Table 2: Five-number summary and interpretation

Normality Tests

Normality tests determines whether a dataset follows a normal distribution. There are many numerical and visual ways to determine normality of the distribution.

Outliers distort the distribution of dataset from normality. The lower outliers are calculated by subtracting from Q1 one and half times the difference between Q3 and Q1, also referred to as Inter-quartile range (IQR).
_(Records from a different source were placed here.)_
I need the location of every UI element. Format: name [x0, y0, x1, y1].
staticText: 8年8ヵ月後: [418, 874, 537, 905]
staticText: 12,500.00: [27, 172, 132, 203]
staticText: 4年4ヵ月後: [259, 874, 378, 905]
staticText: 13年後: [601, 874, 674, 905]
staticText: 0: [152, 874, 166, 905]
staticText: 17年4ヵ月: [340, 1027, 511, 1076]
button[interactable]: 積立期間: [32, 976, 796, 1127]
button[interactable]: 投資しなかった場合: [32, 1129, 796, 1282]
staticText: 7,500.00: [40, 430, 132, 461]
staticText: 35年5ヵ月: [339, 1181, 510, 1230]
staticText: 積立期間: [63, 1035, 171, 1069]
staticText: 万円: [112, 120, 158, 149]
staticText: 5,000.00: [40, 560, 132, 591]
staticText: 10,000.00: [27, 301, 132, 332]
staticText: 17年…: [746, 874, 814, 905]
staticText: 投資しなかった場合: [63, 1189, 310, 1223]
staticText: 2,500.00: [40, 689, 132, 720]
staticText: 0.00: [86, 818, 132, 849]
Likewise, the upper outliers are calculated by adding to Q3 one and half times the IQR. Given dataset had five extreme values above Q3 and below Q1 for each continent. Highest extreme values were not repetitive for any continent. Unlike, the lowest extreme value of one was repeated five times in four continents (Africa, America, Europe, and Oceania) and repeated twice in Asia (Table 3).

Table 3: Extreme values

A box plot displays the five number summaries as shown in figure 1. Due to wide variation in the data values across continents, the box plots are not clear for all continents. However, it was seen that the given dataset had statistically outlying values only in Oceania as indicated by record numbers in the dataset. The outliers distort the distribution away from normality.

Figure 1: Box plots

The stem and leaf plots show the shape of distribution revealing positive skew statistic in which the values cluster below 1,000 cases per day having 51 data points in Africa. In America values cluster below 10,000 cases per day with 47 data points (Figures 2 to 4). Likewise, in Asia values cluster below 2,000 cases per day with 65 data points. In Europe values cluster below 10,000 cases per day with 42 data points and in Oceania values cluster below 100 cases per day with 52 data points. These showed that the distributions were positively skewed.

Figure 2: Stem and leaf plot 1

Figure 3: Stem and leaf plot 2

Figure 4: Stem and leaf plot 3

A normal Q-Q plot displays the straight line that represents expected values for normal distribution. The observed incidence values deviate distinctly from that line indicating positively skewed distribution as shown in Figures 5 and 6.

Figure 5: Normal Q-Q Plot 1

Figure 6: Normal Q-Q Plot 2

In a nutshell, exploring data summarizes distribution, identifies outliers, and checks normality. These procedures confirm that the distribution of the given dataset is positively skewed across all continents. Days with number of persons infected less than median value are more frequent. Oceania has more positively skewed distribution and Europe has less positively skewed distribution. These distortions in the dataset are due to several outliers.